Put out more flags! Ring the bells and light the beacons, the austerity war against the people is over! The prime minister said: “The British people need to know the end is in sight. And our message to them must be: we get it.”
But “getting it” doesn’t mean doing it: announcing it may be all that matters. Consider how easily her promised £20bn a year for the NHS has taken the ongoing crisis in hospitals and GP surgeries off the front pages, without a penny spent and winter approaching. Paul Johnson of the Institute for Fiscal Studies said today that, on top of this, £20bn extra by the end of the parliament would only stop further cuts, with the funds consumed by rising numbers of older people. That’s a sobering thought – such a large sum just to stand still.
Look around at the wreckage of eight years of cuts, and the enormity of what they have done is daunting.
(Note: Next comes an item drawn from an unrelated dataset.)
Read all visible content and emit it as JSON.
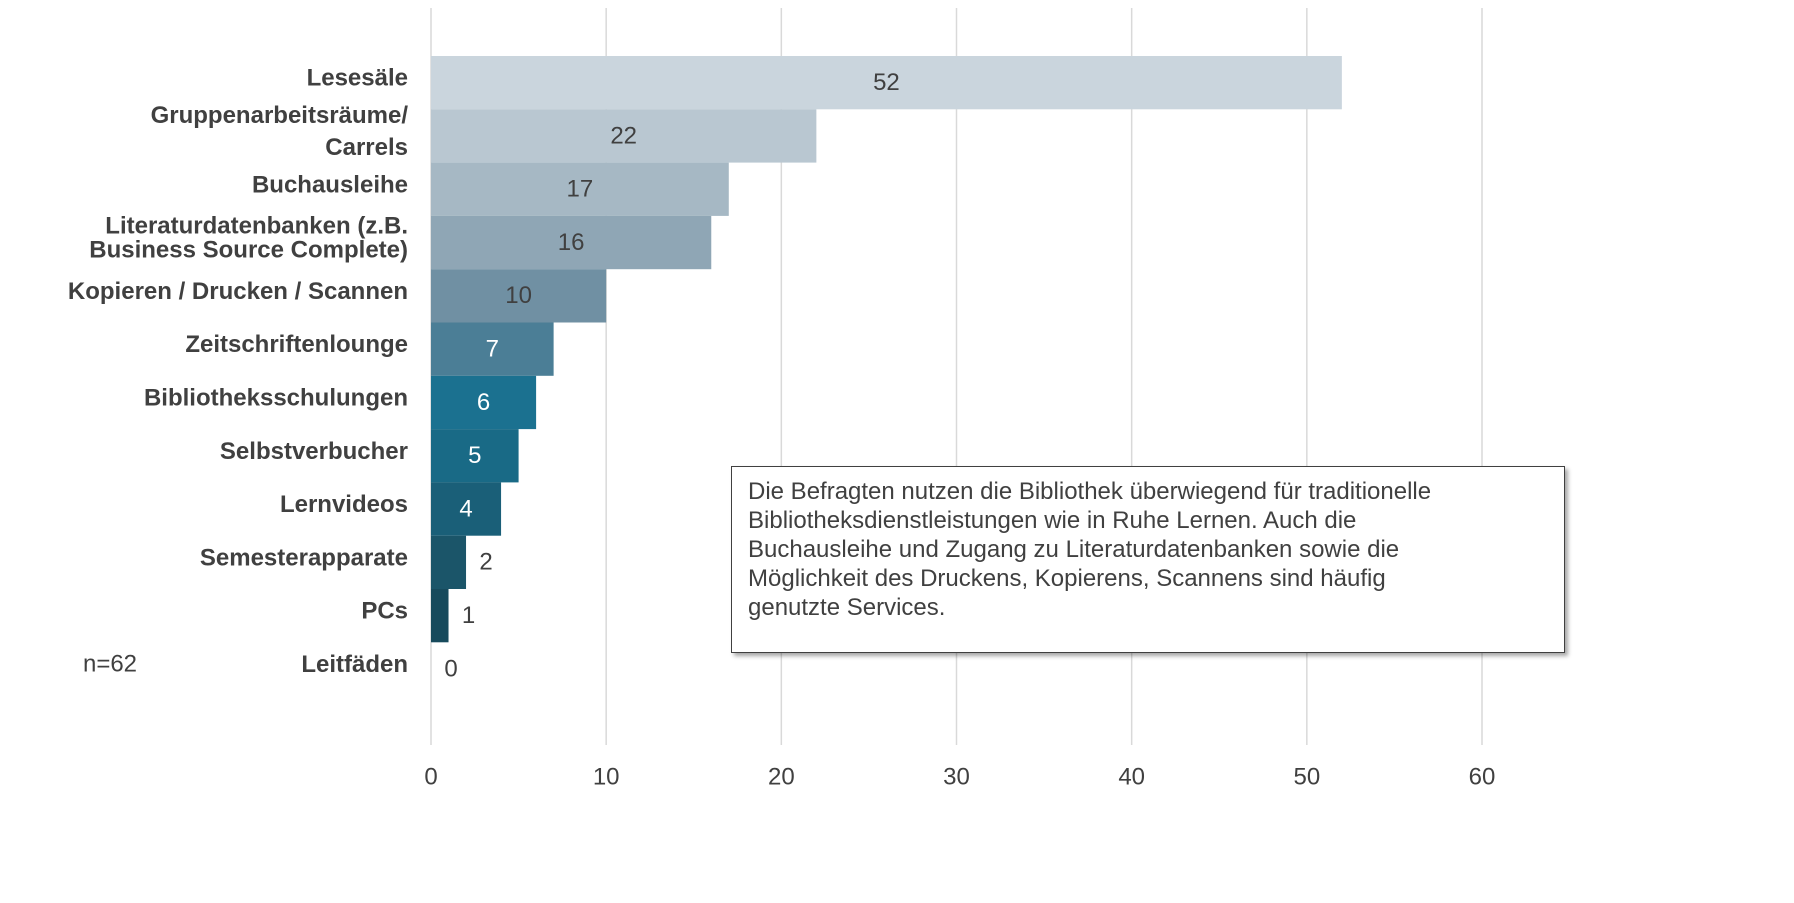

This is the real deficit, the uncounted one, yet far more damaging than the one on the Treasury books, which is now below its peacetime average. The public sees it in potholes, dilapidated parks, the rarity of police, closing post offices and advice centres, vanishing public officials in railway stations and everywhere else. The collapse of high streets may be partly due to online buying, but as people have less to spend, those shuttered shops become the face of austerity and neighbourhood decline.
How long would it take to repair all this? The IFS says “historically unprecedented” cuts have brought public spending back to below its pre-crash level. Yet there are still monstrous extra cuts scheduled for the next three years: harshest is the £12bn still to fall on benefits, as universal credit, the benefit cap and freezes knock flat already hard-up low-paid families, draining spending from poorer places, with median earnings still 3% below 2008. Expect no cancellation of that in the budget.
Brexit uncertainty – crash or slow decline – makes any dip in austerity unlikely. How will the Treasury respond to another shock? As Keynesians, investing in public spending to avert recession, or like George Osborne, cutting deeper into the headwinds, maximising harm? With £500m a week of GDP already lost by Brexit, Whitehall is hiring 9,000 more civil servants, Defra is bringing in 1,200 more staff and Border Force is also swelling – pointless spending eating up funds that could ease austerity.
Theresa May’s one vital anti-austerity announcement was ending the cap on councils’ borrowing to invest in house building, reversing Osbornomics’ craziest policy. Council housing is an asset that, through rents, yields a profit over the years. New towns made money, recouping investment: Labour’s great failure was bowing to the nimbyism that blocked their six promised new eco-towns. It matters not a jot how much is added to the national debt when it adds capital with a long mortgage: the government needs a clearer divide between good national debt arising from investment, and bad debt from increased current spending that only swells through fear of taxing enough to cover it.
Now, the sky is the limit for councils to invest: my own council, Camden, has plentiful shovel-ready housing plans awaiting this freedom. But here’s one crucial caveat: the right to buy has to stop. What’s the point of Camden building, only to sell off homes at up to a 70% discount before the investment is repaid? Lenders won’t shell out for assets that vanish off the books. If the government wants to help tenants buy, then use other schemes in the private sector, without depleting housing that a million people are waiting for, destined to for ever rent privately, paid for by sky-rocketing housing benefit.
What’s promised at conference all too often stays at conference: May will barely ease austerity, if at all – but her words raise dangerous expectations. What’s more, she opens the buzzing box on difficult questions. Surveying the tree stumps of the public sector battlefield, where would you start unravelling austerity? Everywhere you look, outstretched hands beg for their cause.
Schools have lost £2bn in three years, with 66,000 more pupils, so forget the education secretary’s strutting conference promise of “world-class education for everyone”. What of the arts and music vanished from schools? But then should schools even come first when early years teaching does more to set children on the path: rebuild vanishing Sure Start first. Social care for old and disabled people is collapsing, as is health visiting for new babies. What of prisons’ exploding violence? (No, just put fewer in jail and use savings for community sentences). Meanwhile, councils go bankrupt, and number of children in care soars for lack of social workers. Reopen libraries and swimming pools? Bring back the education maintenance allowance? How do we solve abysmal productivity, when apprenticeships fell by 28%?
Once people ponder what comes first, Labour will find itself equally torn by urgent pleas to repair the damage. Would free student fees really still come top? With time to think before its next manifesto, is it right to guarantee old people’s triple-locked pensions while young families fall behind? If Bevan was right and “the language of priorities is the religion of socialism”, easing up on austerity will require extremely painful socialist decisions. But who comes first for generosity is a problem unlikely to confront this government, whose austerity would go on and on through the next decade, if they got the chance.